In the January issue of the journal Genome Research, two teams of scientists describe a widespread phenomenon in the human genome called transcription-induced chimerism (TIC), where two adjacent genes produce a single, fused RNA transcript. The work has implications for drug development, as well as for understanding mechanisms underlying gene evolution, transcription regulation, and genomic organization.
Dr. Roderic Guigo's group from the Centre de Regulacio Genomica (Barcelona, Spain), in collaboration with the group of Dr. Stylianos Antonarakis from the University of Geneva (Switzerland), and Dr. Rotem Sorek's team from Compugen (Tel Aviv, Israel) independently derived estimates that at least 2-5% of the genes in the human genome are involved in these events.

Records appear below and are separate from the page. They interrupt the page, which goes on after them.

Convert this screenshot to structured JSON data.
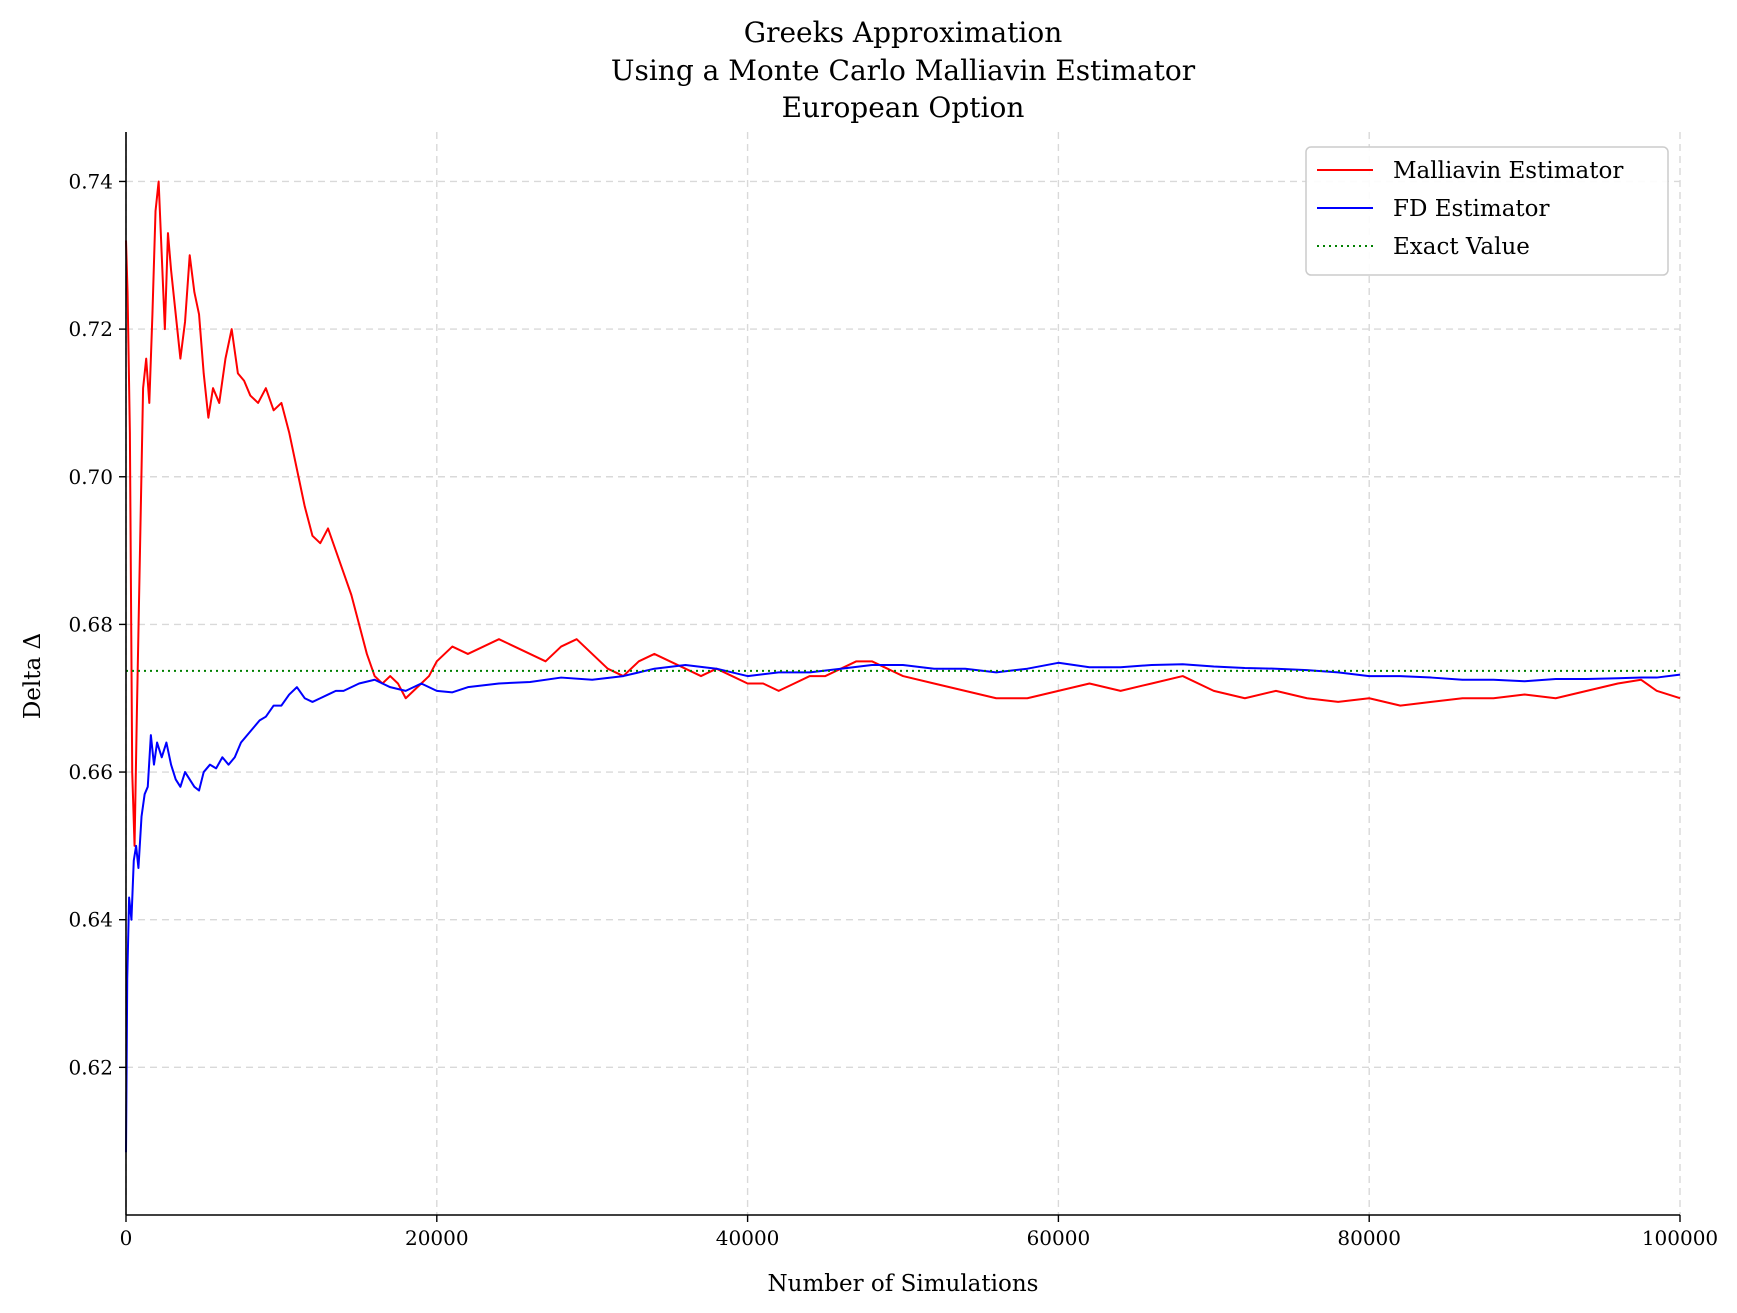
{
  "chart_data": {
    "type": "line",
    "title_lines": [
      "Greeks Approximation",
      "Using a Monte Carlo Malliavin Estimator",
      "European Option"
    ],
    "xlabel": "Number of Simulations",
    "ylabel": "Delta Δ",
    "xlim": [
      0,
      100000
    ],
    "ylim": [
      0.6,
      0.7467
    ],
    "xticks": [
      0,
      20000,
      40000,
      60000,
      80000,
      100000
    ],
    "xtick_labels": [
      "0",
      "20000",
      "40000",
      "60000",
      "80000",
      "100000"
    ],
    "yticks": [
      0.62,
      0.64,
      0.66,
      0.68,
      0.7,
      0.72,
      0.74
    ],
    "ytick_labels": [
      "0.62",
      "0.64",
      "0.66",
      "0.68",
      "0.70",
      "0.72",
      "0.74"
    ],
    "grid": true,
    "legend_position": "top-right",
    "series": [
      {
        "name": "Malliavin Estimator",
        "color": "#ff0000",
        "style": "solid",
        "x": [
          0,
          100,
          250,
          400,
          550,
          700,
          900,
          1100,
          1300,
          1500,
          1700,
          1900,
          2100,
          2300,
          2500,
          2700,
          2900,
          3200,
          3500,
          3800,
          4100,
          4400,
          4700,
          5000,
          5300,
          5600,
          6000,
          6400,
          6800,
          7200,
          7600,
          8000,
          8500,
          9000,
          9500,
          10000,
          10500,
          11000,
          11500,
          12000,
          12500,
          13000,
          13500,
          14000,
          14500,
          15000,
          15500,
          16000,
          16500,
          17000,
          17500,
          18000,
          18500,
          19000,
          19500,
          20000,
          21000,
          22000,
          23000,
          24000,
          25000,
          26000,
          27000,
          28000,
          29000,
          30000,
          31000,
          32000,
          33000,
          34000,
          35000,
          36000,
          37000,
          38000,
          39000,
          40000,
          41000,
          42000,
          43000,
          44000,
          45000,
          46000,
          47000,
          48000,
          49000,
          50000,
          52000,
          54000,
          56000,
          58000,
          60000,
          62000,
          64000,
          66000,
          68000,
          70000,
          72000,
          74000,
          76000,
          78000,
          80000,
          82000,
          84000,
          86000,
          88000,
          90000,
          92000,
          94000,
          96000,
          97500,
          98500,
          100000
        ],
        "y": [
          0.732,
          0.725,
          0.706,
          0.66,
          0.65,
          0.668,
          0.69,
          0.712,
          0.716,
          0.71,
          0.722,
          0.736,
          0.74,
          0.73,
          0.72,
          0.733,
          0.728,
          0.722,
          0.716,
          0.721,
          0.73,
          0.725,
          0.722,
          0.714,
          0.708,
          0.712,
          0.71,
          0.716,
          0.72,
          0.714,
          0.713,
          0.711,
          0.71,
          0.712,
          0.709,
          0.71,
          0.706,
          0.701,
          0.696,
          0.692,
          0.691,
          0.693,
          0.69,
          0.687,
          0.684,
          0.68,
          0.676,
          0.673,
          0.672,
          0.673,
          0.672,
          0.67,
          0.671,
          0.672,
          0.673,
          0.675,
          0.677,
          0.676,
          0.677,
          0.678,
          0.677,
          0.676,
          0.675,
          0.677,
          0.678,
          0.676,
          0.674,
          0.673,
          0.675,
          0.676,
          0.675,
          0.674,
          0.673,
          0.674,
          0.673,
          0.672,
          0.672,
          0.671,
          0.672,
          0.673,
          0.673,
          0.674,
          0.675,
          0.675,
          0.674,
          0.673,
          0.672,
          0.671,
          0.67,
          0.67,
          0.671,
          0.672,
          0.671,
          0.672,
          0.673,
          0.671,
          0.67,
          0.671,
          0.67,
          0.6695,
          0.67,
          0.669,
          0.6695,
          0.67,
          0.67,
          0.6705,
          0.67,
          0.671,
          0.672,
          0.6725,
          0.671,
          0.67
        ]
      },
      {
        "name": "FD Estimator",
        "color": "#0000ff",
        "style": "solid",
        "x": [
          0,
          80,
          200,
          350,
          500,
          650,
          800,
          1000,
          1200,
          1400,
          1600,
          1800,
          2000,
          2300,
          2600,
          2900,
          3200,
          3500,
          3800,
          4100,
          4400,
          4700,
          5000,
          5400,
          5800,
          6200,
          6600,
          7000,
          7400,
          7800,
          8200,
          8600,
          9000,
          9500,
          10000,
          10500,
          11000,
          11500,
          12000,
          12500,
          13000,
          13500,
          14000,
          15000,
          16000,
          17000,
          18000,
          19000,
          20000,
          21000,
          22000,
          24000,
          26000,
          28000,
          30000,
          32000,
          34000,
          36000,
          38000,
          40000,
          42000,
          44000,
          46000,
          48000,
          50000,
          52000,
          54000,
          56000,
          58000,
          60000,
          62000,
          64000,
          66000,
          68000,
          70000,
          72000,
          74000,
          76000,
          78000,
          80000,
          82000,
          84000,
          86000,
          88000,
          90000,
          92000,
          94000,
          96000,
          97500,
          98500,
          100000
        ],
        "y": [
          0.6085,
          0.632,
          0.643,
          0.64,
          0.648,
          0.65,
          0.647,
          0.654,
          0.657,
          0.658,
          0.665,
          0.661,
          0.664,
          0.662,
          0.664,
          0.661,
          0.659,
          0.658,
          0.66,
          0.659,
          0.658,
          0.6575,
          0.66,
          0.661,
          0.6605,
          0.662,
          0.661,
          0.662,
          0.664,
          0.665,
          0.666,
          0.667,
          0.6675,
          0.669,
          0.669,
          0.6705,
          0.6715,
          0.67,
          0.6695,
          0.67,
          0.6705,
          0.671,
          0.671,
          0.672,
          0.6725,
          0.6715,
          0.671,
          0.672,
          0.671,
          0.6708,
          0.6715,
          0.672,
          0.6722,
          0.6728,
          0.6725,
          0.673,
          0.674,
          0.6745,
          0.674,
          0.673,
          0.6735,
          0.6735,
          0.674,
          0.6745,
          0.6745,
          0.674,
          0.674,
          0.6735,
          0.674,
          0.6748,
          0.6742,
          0.6742,
          0.6745,
          0.6746,
          0.6743,
          0.6741,
          0.674,
          0.6738,
          0.6735,
          0.673,
          0.673,
          0.6728,
          0.6725,
          0.6725,
          0.6723,
          0.6726,
          0.6726,
          0.6727,
          0.6728,
          0.6728,
          0.6732
        ]
      },
      {
        "name": "Exact Value",
        "color": "#008000",
        "style": "dotted",
        "x": [
          0,
          100000
        ],
        "y": [
          0.6737,
          0.6737
        ]
      }
    ]
  }
}
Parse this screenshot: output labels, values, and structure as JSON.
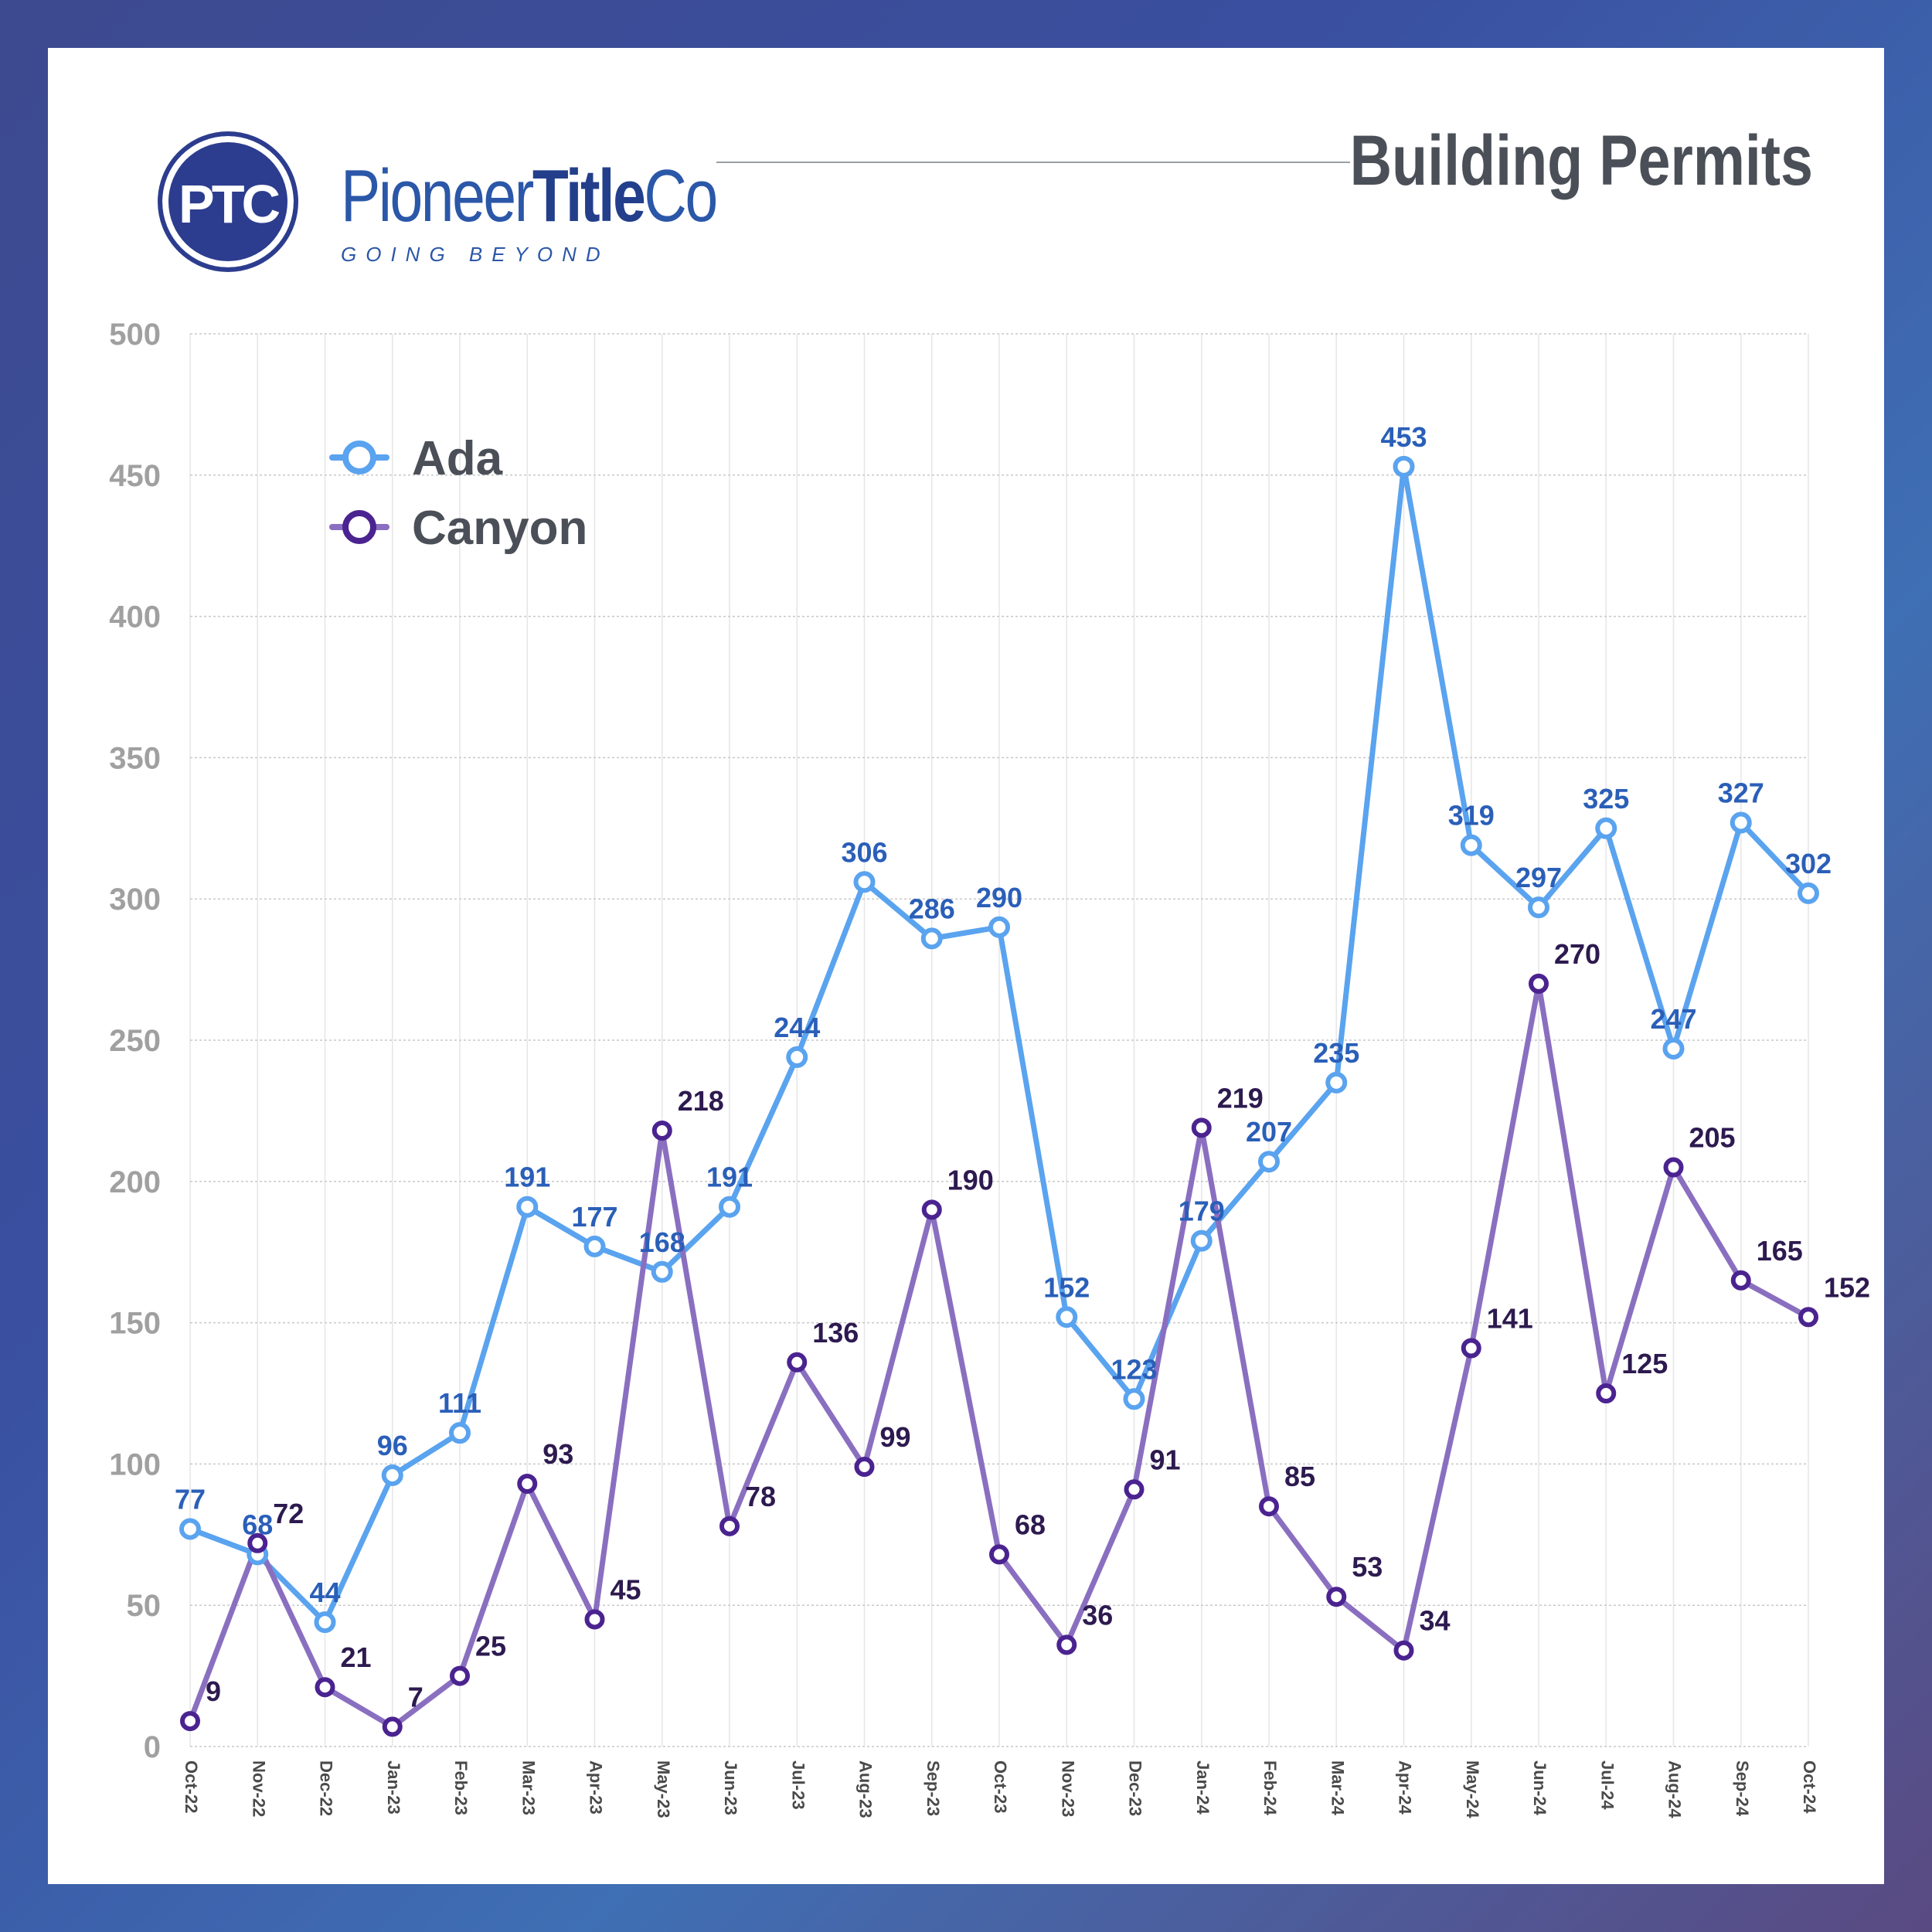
{
  "header": {
    "logo_mark": "PTC",
    "logo_name_regular": "Pioneer",
    "logo_name_bold": "Title",
    "logo_name_suffix": "Co",
    "logo_tagline": "GOING BEYOND",
    "title": "Building Permits"
  },
  "colors": {
    "ada": "#5aa3ef",
    "ada_label": "#2a5fb8",
    "canyon": "#8a6fc0",
    "canyon_marker": "#4b2390",
    "canyon_label": "#2d1a4f",
    "axis_text": "#a0a0a0",
    "grid": "#c8c8c8"
  },
  "chart_data": {
    "type": "line",
    "categories": [
      "Oct-22",
      "Nov-22",
      "Dec-22",
      "Jan-23",
      "Feb-23",
      "Mar-23",
      "Apr-23",
      "May-23",
      "Jun-23",
      "Jul-23",
      "Aug-23",
      "Sep-23",
      "Oct-23",
      "Nov-23",
      "Dec-23",
      "Jan-24",
      "Feb-24",
      "Mar-24",
      "Apr-24",
      "May-24",
      "Jun-24",
      "Jul-24",
      "Aug-24",
      "Sep-24",
      "Oct-24"
    ],
    "series": [
      {
        "name": "Ada",
        "values": [
          77,
          68,
          44,
          96,
          111,
          191,
          177,
          168,
          191,
          244,
          306,
          286,
          290,
          152,
          123,
          179,
          207,
          235,
          453,
          319,
          297,
          325,
          247,
          327,
          302
        ]
      },
      {
        "name": "Canyon",
        "values": [
          9,
          72,
          21,
          7,
          25,
          93,
          45,
          218,
          78,
          136,
          99,
          190,
          68,
          36,
          91,
          219,
          85,
          53,
          34,
          141,
          270,
          125,
          205,
          165,
          152
        ]
      }
    ],
    "ylim": [
      0,
      500
    ],
    "yticks": [
      "0",
      "50",
      "100",
      "150",
      "200",
      "250",
      "300",
      "350",
      "400",
      "450",
      "500"
    ],
    "grid": true,
    "legend": "top-left"
  }
}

"In a certain way, this phenomenon challenges our very concept of a gene," points out Guigo. "The 'one gene, one protein' rule has been fundamental to molecular biology. However, as we deepen our understanding of the eukaryotic genome, a picture emerges that challenges this paradigm – not a picture in which the sequences in the genome have distinct functions, but rather one in which the sequences participate in multiple transcripts, encoding molecules with diverse functionality."
Sorek's team systematically identified over 200 cases of TIC involving 421 human genes. They found that genes involved in TIC events often reside closer together than other gene pairs in the genome. In addition, they discovered that the intergenic sequences of TICs were processed via the same standard eukaryotic splicing machinery that removes introns from RNA transcripts.